This one is not for you lucky, natural human furnaces out there. For my fellow outdoor lovers who, without a heavy duty pair of wool socks (or three) and sexy balaclava to wear, you might turn into a miserable, mountain-made ice cube on the trail.

Let’s assume you’re doing all you can to protect your whole body, including your critical areas where heat escapes, like your head, neck, and feet. My go-to is wool for its thermo-regulating super powers. I literally get wool socks for Christmas every year and not much makes me happier.

In addition to wool and wicking clothing, you can also stoke your inner fire by spicing up your food and beverages on the trail. Here are the delicious, warming spices I don’t camp or backpack without:


Ginger Tea

Ginger tea bags tuck nicely and lightly into a pack. Boil water and steep 2 tea bags for about 3 minutes. Hug both hands around your cup, sip, and feel ginger’s natural fire begin to warm from the inside out. For those new to ginger, it has a spicy, earthy, light lemon taste to it. Enjoy it morning, day-time or before bedtime, whenever you want it.

In the photo above, I’m sipping my tea savoring a slow and steady sunset over the Blue Ridge Mountains (Grayson Highlands). When the sky dimmed, the bite in the air soared in proportion.

How does ginger work? It stimulates circulation and moves the blood, encouraging more oxygen to your blood cells.

So this isn’t a challenge, but if you’re the curious, science project, how-does-it-really-work type like myself, you can put ginger to the test by pouring half a ½ cup of ground ginger into a bath tub with warm water. Lie in the tub for 15 minutes, until you break a gentle sweat. Take your temperature before and after and note any changes to your core temperature. Mine definitely went up (inducing a slight fever and relaxing my muscles a bit). And that’s an external tea bath if you will vs. drinking it internally. Try it for yourself. Drinking the tea, that is. And thank the bioactive compound, 6-gingerol, for its inferno magic.

More reasons to pack ginger on the trail? It soothes a gassy tummy, nausea, and vomiting. Having crystalized ginger is excellent for this in a pinch. I carry this with me whenever I travel, not just on the trail.

Ginger is also anti-septic and loaded with anti-oxidants. Though most notably for being anti-inflammatory, which means if you’ve been moving all day and you’re body is achy, ginger tea is your friend.

Not a fan of ginger by itself? Try a chai tea blend that contains a variety of flavors and other autumn/winter warming spices like ginger, cardamom, cinnamon, black pepper.

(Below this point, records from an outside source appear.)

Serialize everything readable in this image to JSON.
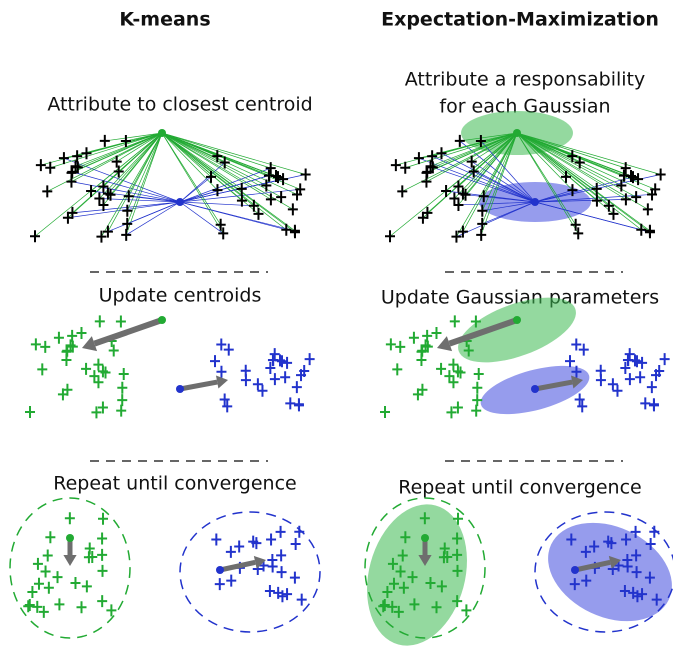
{
  "headers": {
    "left": "K-means",
    "right": "Expectation-Maximization"
  },
  "kmeans": {
    "step1": "Attribute to closest centroid",
    "step2": "Update centroids",
    "step3": "Repeat until convergence"
  },
  "em": {
    "step1": [
      "Attribute a responsability",
      "for each Gaussian"
    ],
    "step2": "Update Gaussian parameters",
    "step3": "Repeat until convergence"
  }
}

Ever notice how cinnamon makes a grander appearance in apple pies, rolls, and egg nog, during the colder seasons? Cinnamon moves blood too and helps warm you up when you’re feeling damp and cold. Not a fun combo… anyone else ever lived in Seattle November through May? Can I get an Amen? With cinnamon being a familiar flavor, it’s a bit of an easier one to jump onboard with. Bring a small spice container in your back pack and make sure cinnamon is one of them.

Add it to your morning oats or pancakes, atop peanut butter banana toast. Sprinkle on fire-roasted sweet potatoes or pumpkin; or halved plums cooked over a grill grate. Add to your hot chocolate with a dash of cayenne for a Mayan chocolate-flavored treat. And if you’re interested in the savory route, search middle eastern and Indian cuisines for recipe ideas.



Some like it hot. For you, add one or more of these ground peppers to your travel spice jar: cayenne, black pepper, red pepper flakes, or an Aleppo pepper. Spice up your meals to your heart’s content. Or, until your sinuses are free and clear (that’s my style).


Make sure sea salt is in your spice pack, too! Spices may be the very thing that brings a meal up a notch, makes you give thanks multiple times in one sitting, sleep sounder that night, and stay warmer under the most stunning, chilly, starry mountain sky you’ve ever seen.